Inspiration
- Moved by firsthand accounts in post-earthquake Turkey, inspired our hackathon project. In response to stories of friends lost and agonizing waits for rescue, we created the Expand-a-Conda, an innovation born from real-life experiences, designed to swiftly detect and locate individuals buried in debris. This initiative combines technology with empathy, offering a lifeline in the aftermath of disasters.
What it does
- Expand-a-conda is designed to detect people buried in debris using image segmentation and AI-powered path finding while also incorporating soft robotics by building a cheap and indestructible vine robot.
How we built it
- We used a finetuned version of the NVIDIA MIT-B5 model to detect humans trapped in rubble. We also used 3D printing technologies to mount a camera on our indestructible vine robot and designed it to navigate through inaccessible terrains. The video feed from the camera is reverse-proxied through Cloudflare and accessed by Google Cloud for processing.
Challenges we ran into
- The only challenge we faced and hope to improve in a later version of this project is the computing power. We have implemented our project with limited resources, while also maintaining the accuracy. Right now, we are getting a low frame rate which can be solved by using local GPUs and higher computing power.

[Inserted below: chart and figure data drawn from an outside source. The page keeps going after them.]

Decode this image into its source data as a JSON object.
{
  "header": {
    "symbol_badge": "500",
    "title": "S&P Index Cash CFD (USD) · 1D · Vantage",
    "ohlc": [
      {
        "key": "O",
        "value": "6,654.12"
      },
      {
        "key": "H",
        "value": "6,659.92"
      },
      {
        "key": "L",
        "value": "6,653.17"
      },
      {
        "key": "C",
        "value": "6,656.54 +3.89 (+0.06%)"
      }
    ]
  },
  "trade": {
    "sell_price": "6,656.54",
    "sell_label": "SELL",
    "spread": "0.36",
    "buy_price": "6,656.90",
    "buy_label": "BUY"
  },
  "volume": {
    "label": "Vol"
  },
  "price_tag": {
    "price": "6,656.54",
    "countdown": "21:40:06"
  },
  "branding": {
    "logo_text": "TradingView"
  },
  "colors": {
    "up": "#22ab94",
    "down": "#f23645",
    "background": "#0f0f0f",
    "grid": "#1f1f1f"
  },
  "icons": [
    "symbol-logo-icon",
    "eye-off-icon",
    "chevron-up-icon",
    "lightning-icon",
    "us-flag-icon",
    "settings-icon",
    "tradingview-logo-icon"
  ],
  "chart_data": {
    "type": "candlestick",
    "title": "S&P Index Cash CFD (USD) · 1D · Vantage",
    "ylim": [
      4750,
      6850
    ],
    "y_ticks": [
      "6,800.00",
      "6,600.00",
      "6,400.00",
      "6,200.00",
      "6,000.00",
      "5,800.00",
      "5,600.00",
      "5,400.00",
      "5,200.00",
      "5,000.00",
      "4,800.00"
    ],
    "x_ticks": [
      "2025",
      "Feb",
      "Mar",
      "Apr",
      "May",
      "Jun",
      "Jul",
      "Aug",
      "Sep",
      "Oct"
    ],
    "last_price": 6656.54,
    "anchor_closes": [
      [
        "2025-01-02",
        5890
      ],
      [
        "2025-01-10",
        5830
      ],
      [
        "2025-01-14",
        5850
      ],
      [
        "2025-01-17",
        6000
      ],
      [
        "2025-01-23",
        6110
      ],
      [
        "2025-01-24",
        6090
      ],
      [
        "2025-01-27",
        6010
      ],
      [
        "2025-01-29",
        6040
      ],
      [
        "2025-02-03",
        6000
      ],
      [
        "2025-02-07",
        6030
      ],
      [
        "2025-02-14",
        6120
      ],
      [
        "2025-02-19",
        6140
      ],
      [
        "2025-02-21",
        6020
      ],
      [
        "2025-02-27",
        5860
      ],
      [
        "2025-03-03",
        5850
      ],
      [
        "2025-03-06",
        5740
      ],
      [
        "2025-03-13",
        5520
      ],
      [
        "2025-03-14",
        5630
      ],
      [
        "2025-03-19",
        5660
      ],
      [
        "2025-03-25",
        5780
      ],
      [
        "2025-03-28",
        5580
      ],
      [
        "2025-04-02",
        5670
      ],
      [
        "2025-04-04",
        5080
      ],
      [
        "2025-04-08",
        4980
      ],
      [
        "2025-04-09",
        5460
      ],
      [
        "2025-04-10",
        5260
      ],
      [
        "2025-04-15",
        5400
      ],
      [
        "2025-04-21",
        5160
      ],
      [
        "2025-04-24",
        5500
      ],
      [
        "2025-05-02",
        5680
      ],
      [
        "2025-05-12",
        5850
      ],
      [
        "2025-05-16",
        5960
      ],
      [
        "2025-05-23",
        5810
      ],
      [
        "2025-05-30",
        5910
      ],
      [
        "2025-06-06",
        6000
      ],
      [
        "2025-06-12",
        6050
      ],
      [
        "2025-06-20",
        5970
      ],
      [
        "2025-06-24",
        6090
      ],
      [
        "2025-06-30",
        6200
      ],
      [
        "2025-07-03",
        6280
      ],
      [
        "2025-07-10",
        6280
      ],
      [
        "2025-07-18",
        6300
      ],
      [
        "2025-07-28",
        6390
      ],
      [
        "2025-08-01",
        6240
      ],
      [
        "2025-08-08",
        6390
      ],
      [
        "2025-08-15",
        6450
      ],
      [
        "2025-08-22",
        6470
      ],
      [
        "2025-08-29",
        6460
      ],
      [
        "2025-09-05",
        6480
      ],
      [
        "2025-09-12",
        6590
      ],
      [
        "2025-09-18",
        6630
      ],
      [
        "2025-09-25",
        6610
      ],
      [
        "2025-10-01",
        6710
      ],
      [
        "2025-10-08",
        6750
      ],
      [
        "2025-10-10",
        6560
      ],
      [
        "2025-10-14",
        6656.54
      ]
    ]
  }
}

Accomplishments that we're proud of
- We designed a solid proof of concept and developed a fully-functional prototype to demonstrate its feasibility.
What we learned
- Dealing with limited computing power challenged us to find innovative solutions. We had to optimize our algorithms and processes to achieve the desired functionality without compromising on accuracy. This helped us to learn how to hone our problem-solving skills under real-world constraints.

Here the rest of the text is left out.